19. Januar, 2026

Wirtschaft

Knappes Gurkenangebot: Winterliche Wetterbedingungen führen zu Preisanstieg

In Deutschland sind Verbraucher aktuell mit erheblichen Preissteigerungen bei Salatgurken konfrontiert. Diese Verteuerung ist auf ein vermindertes Angebot aus bedeutenden Anbauregionen wie Südspanien und den Niederlanden zurückzuführen, was sich auf die Preissetzung in Supermärkten und bei Discountern auswirkt.
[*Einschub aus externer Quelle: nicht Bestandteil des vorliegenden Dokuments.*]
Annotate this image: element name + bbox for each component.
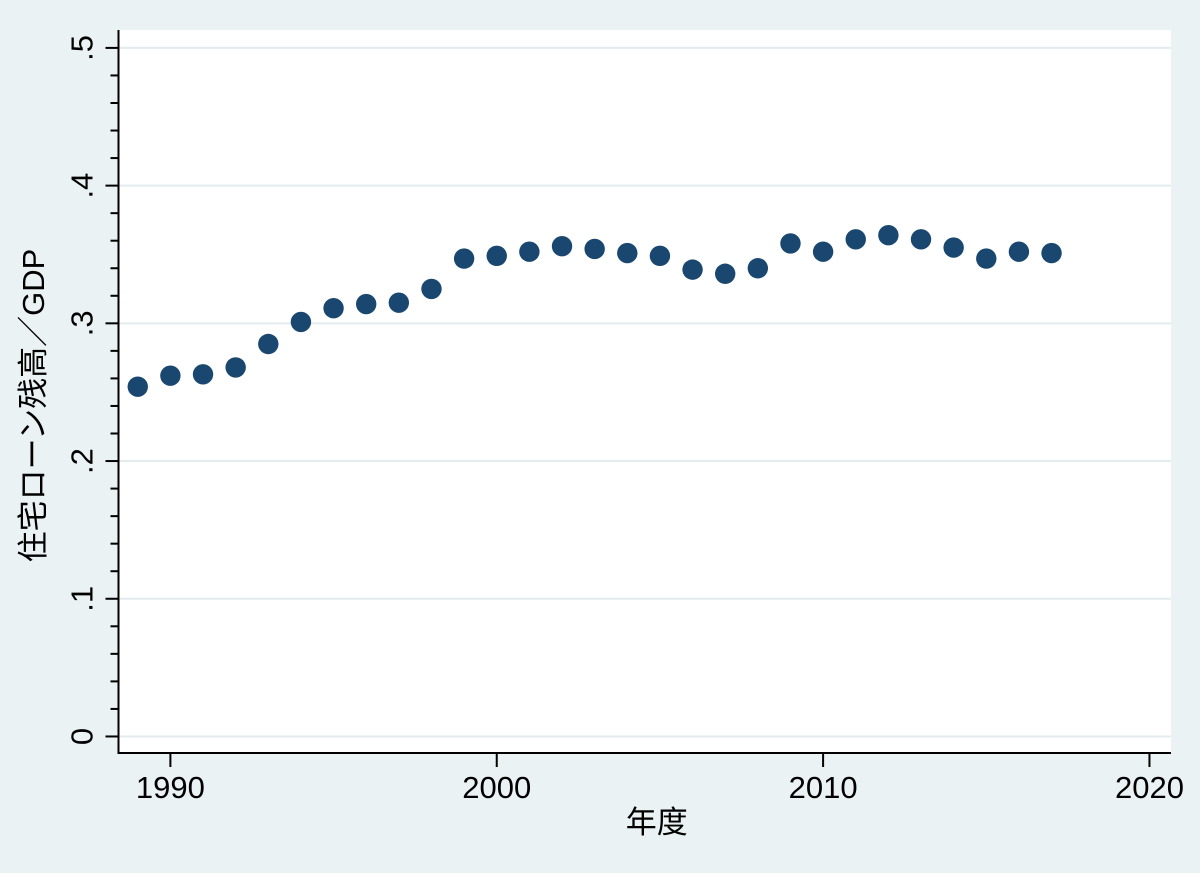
x-axis-title: 年度 [626,805,688,840]
data-point [225,357,246,378]
y-tick-label: .2 [65,448,100,474]
data-points [127,224,1062,397]
y-tick-label: .1 [65,586,100,612]
data-point [943,237,964,258]
x-tick-label: 2000 [462,770,531,805]
axes [105,30,1171,767]
data-point [290,311,312,333]
data-point [714,263,736,284]
y-tick-label: .5 [65,35,100,61]
y-tick-label: .4 [65,173,100,199]
data-point [453,248,475,269]
data-point [323,297,344,319]
data-point [1008,241,1030,262]
data-point [910,229,932,250]
data-point [551,236,573,257]
x-tick-label: 1990 [136,770,205,805]
data-point [747,258,769,279]
data-point [845,229,866,250]
data-point [812,241,834,262]
data-point [127,376,148,397]
data-point [976,248,997,269]
data-point [421,278,442,300]
data-point [356,293,377,315]
x-tick-label: 2010 [789,770,858,805]
data-point [682,259,703,280]
plot-area [118,30,1171,753]
data-point [192,364,214,385]
data-point [388,292,410,313]
y-tick-label: .3 [65,310,100,336]
data-point [649,245,671,267]
data-point [258,333,279,355]
tick-labels: 0 .1 .2 .3 .4 .5 1990 2000 2010 2020 [65,35,1184,805]
data-point [160,365,181,386]
y-tick-label: 0 [65,728,100,745]
data-point [878,224,899,246]
data-point [486,245,507,267]
data-point [780,233,801,254]
x-tick-label: 2020 [1115,770,1184,805]
data-point [1041,242,1062,264]
data-point [519,241,540,262]
data-point [584,238,605,260]
data-point [617,242,638,264]
y-axis-title: 住宅ローン残高／GDP [16,249,51,563]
Die Ursache für das reduzierte Angebot sind untypische winterliche Wetterbedingungen, so erklärt Gabriele Held von der Agrarmarkt Informations-Gesellschaft. Während eines ungewöhnlich langen, warmen Herbstes setzte ein abrupter Kälteeinbruch in Spanien den Pflanzen erheblich zu. Bei Nachtabsenkungen unter 10 Grad Celsius, die das Wachstum der Pflanzen stark beeinträchtigen, erweisen sich unbeheizte Gewächshäuser als wenig produktiv. Ähnliche Herausforderungen bestehen in den Niederlanden, was das Produktionsvolumen ebenfalls beeinflusst.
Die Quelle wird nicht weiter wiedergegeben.